Si no hay amor, qué razón hay para nada, se pregunta Everet, el personaje Romeo de Paterson. Y tiene razón. Qué razón hay. Ya decía Lennon, y lo sigue cantando McCartney, que todo lo que necesitas es amor. Quizá el paraíso se reduzca a, o simplemente se agrande, cuando haces el amor cada día. 

Jim Jarmusch ha dibujado una semana en Nueva Jersey extrapolable a cualquier otra en cualquier otro sitio, así de universales y de válidas son sus misteriosas historias. 

Es posible, sí, que el sentido se vaya escapando mientras lo vas buscando; incluso que eleve el ritmo si lo persigues con mayor ahínco, como si siempre fuera a estar unos metros por delante de ti, y se riera, apretando el paso cuando tú haces lo mismo, y batiera a Bolt cuando tú, desesperado, esprintas para por fin agarrarlo.

Quizá, como hace Paterson, lo mejor, o lo menos doloroso, sea dejarlo fluir; mirarlo solo de reojo, saber -o pensar- que existe-, aunque -como a cualquiera de los dioses- no lo lleguemos a tocar nunca. Tener fe en él como tener fe en él, cuando lleva mayúscula. Un acto gratuito y consolador solo explicable desde sí mismo y circunscrito a uno mismo.

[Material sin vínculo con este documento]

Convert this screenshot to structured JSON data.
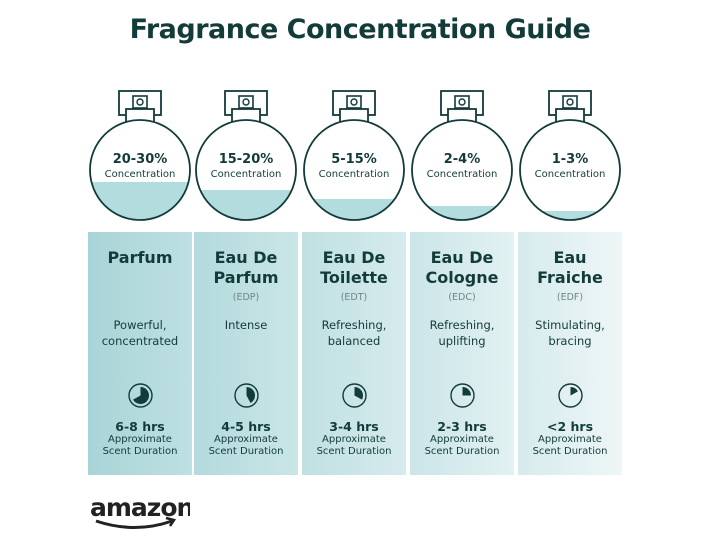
{
  "title": "Fragrance Concentration Guide",
  "concentration_label": "Concentration",
  "duration_label_1": "Approximate",
  "duration_label_2": "Scent Duration",
  "colors": {
    "text": "#123b3a",
    "liquid": "#b3dcdf",
    "panel_start": "#a9d4d7",
    "panel_end": "#eef6f7"
  },
  "types": [
    {
      "percent": "20-30%",
      "fill": 0.38,
      "name1": "Parfum",
      "name2": "",
      "abbr": "",
      "desc1": "Powerful,",
      "desc2": "concentrated",
      "hours": "6-8 hrs",
      "clock_fraction": 0.67
    },
    {
      "percent": "15-20%",
      "fill": 0.3,
      "name1": "Eau De",
      "name2": "Parfum",
      "abbr": "(EDP)",
      "desc1": "Intense",
      "desc2": "",
      "hours": "4-5 hrs",
      "clock_fraction": 0.42
    },
    {
      "percent": "5-15%",
      "fill": 0.21,
      "name1": "Eau De",
      "name2": "Toilette",
      "abbr": "(EDT)",
      "desc1": "Refreshing,",
      "desc2": "balanced",
      "hours": "3-4 hrs",
      "clock_fraction": 0.33
    },
    {
      "percent": "2-4%",
      "fill": 0.14,
      "name1": "Eau De",
      "name2": "Cologne",
      "abbr": "(EDC)",
      "desc1": "Refreshing,",
      "desc2": "uplifting",
      "hours": "2-3 hrs",
      "clock_fraction": 0.25
    },
    {
      "percent": "1-3%",
      "fill": 0.09,
      "name1": "Eau",
      "name2": "Fraiche",
      "abbr": "(EDF)",
      "desc1": "Stimulating,",
      "desc2": "bracing",
      "hours": "<2 hrs",
      "clock_fraction": 0.17
    }
  ],
  "logo": "amazon"
}
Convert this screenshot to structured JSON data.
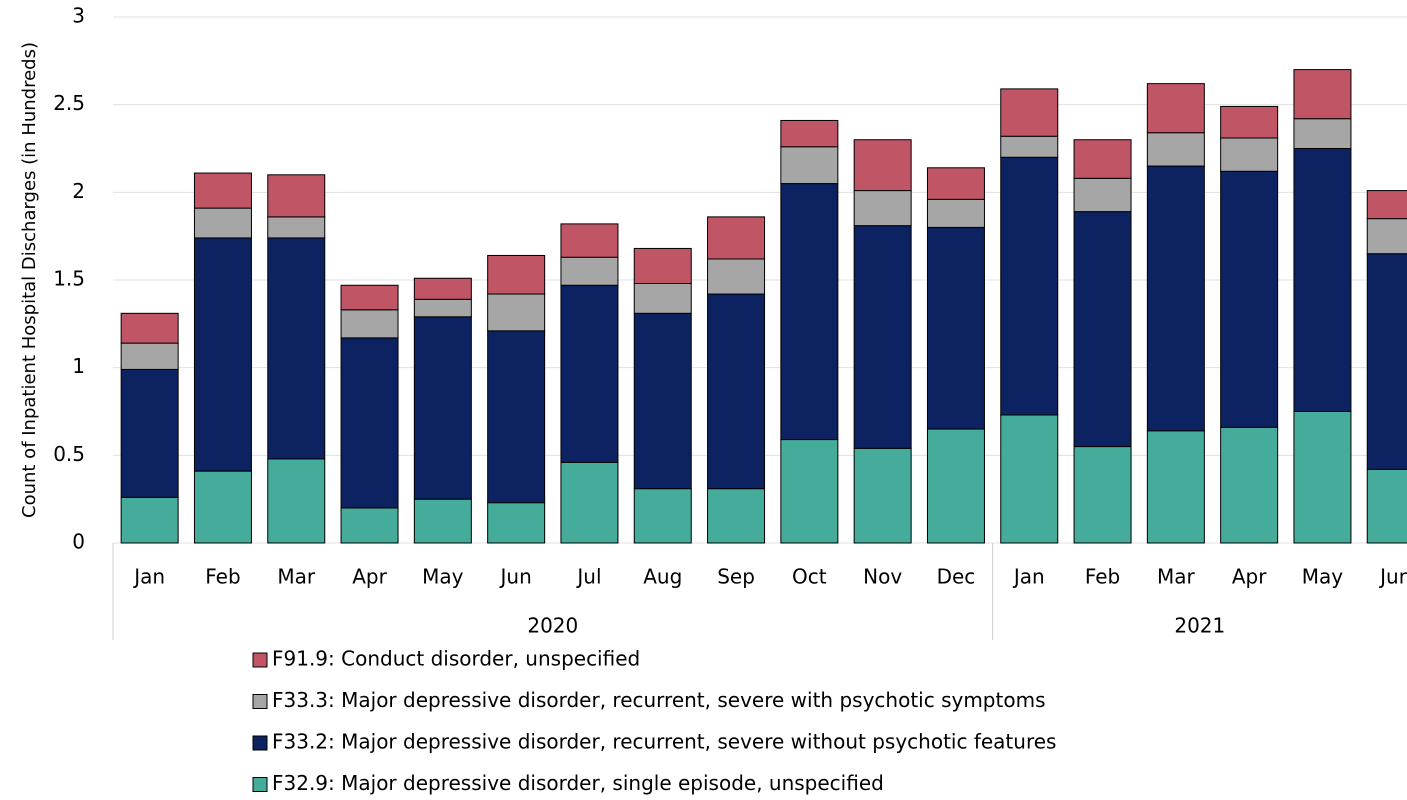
{
  "chart_data": {
    "type": "stacked_bar",
    "y_label": "Count of Inpatient Hospital Discharges (in Hundreds)",
    "categories": [
      "Jan",
      "Feb",
      "Mar",
      "Apr",
      "May",
      "Jun",
      "Jul",
      "Aug",
      "Sep",
      "Oct",
      "Nov",
      "Dec",
      "Jan",
      "Feb",
      "Mar",
      "Apr",
      "May",
      "Jun"
    ],
    "groups": [
      {
        "label": "2020",
        "count": 12
      },
      {
        "label": "2021",
        "count": 6
      }
    ],
    "series": [
      {
        "name": "F32.9: Major depressive disorder, single episode, unspecified",
        "color": "#45ab9a",
        "values": [
          0.26,
          0.41,
          0.48,
          0.2,
          0.25,
          0.23,
          0.46,
          0.31,
          0.31,
          0.59,
          0.54,
          0.65,
          0.73,
          0.55,
          0.64,
          0.66,
          0.75,
          0.42
        ]
      },
      {
        "name": "F33.2: Major depressive disorder, recurrent, severe without psychotic features",
        "color": "#0d2361",
        "values": [
          0.73,
          1.33,
          1.26,
          0.97,
          1.04,
          0.98,
          1.01,
          1.0,
          1.11,
          1.46,
          1.27,
          1.15,
          1.47,
          1.34,
          1.51,
          1.46,
          1.5,
          1.23
        ]
      },
      {
        "name": "F33.3: Major depressive disorder, recurrent, severe with psychotic symptoms",
        "color": "#a6a6a6",
        "values": [
          0.15,
          0.17,
          0.12,
          0.16,
          0.1,
          0.21,
          0.16,
          0.17,
          0.2,
          0.21,
          0.2,
          0.16,
          0.12,
          0.19,
          0.19,
          0.19,
          0.17,
          0.2
        ]
      },
      {
        "name": "F91.9: Conduct disorder, unspecified",
        "color": "#c05566",
        "values": [
          0.17,
          0.2,
          0.24,
          0.14,
          0.12,
          0.22,
          0.19,
          0.2,
          0.24,
          0.15,
          0.29,
          0.18,
          0.27,
          0.22,
          0.28,
          0.18,
          0.28,
          0.16
        ]
      }
    ],
    "ylim": [
      0,
      3
    ],
    "yticks": [
      0,
      0.5,
      1,
      1.5,
      2,
      2.5,
      3
    ],
    "grid": true
  }
}
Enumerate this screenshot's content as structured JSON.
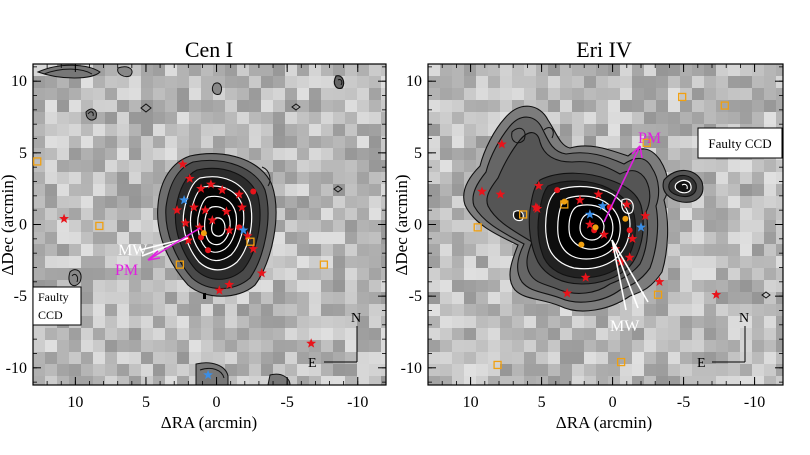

“And somewhere between the time you arrive and the time you go/may lie a reason you were alive, but you´ll never know”. El denostado -¿para siempre?- Fernando Trueba creía en Billy Wilder. Yo, en Jackson Browne. Su For a dancer, que concluye con estos patersianos versos, es solo una de un número asombroso de razones por las que creer íntima y sosegadamente en él. A veces, solo él -con su deliciosa minúscula- le da sentido a la vida.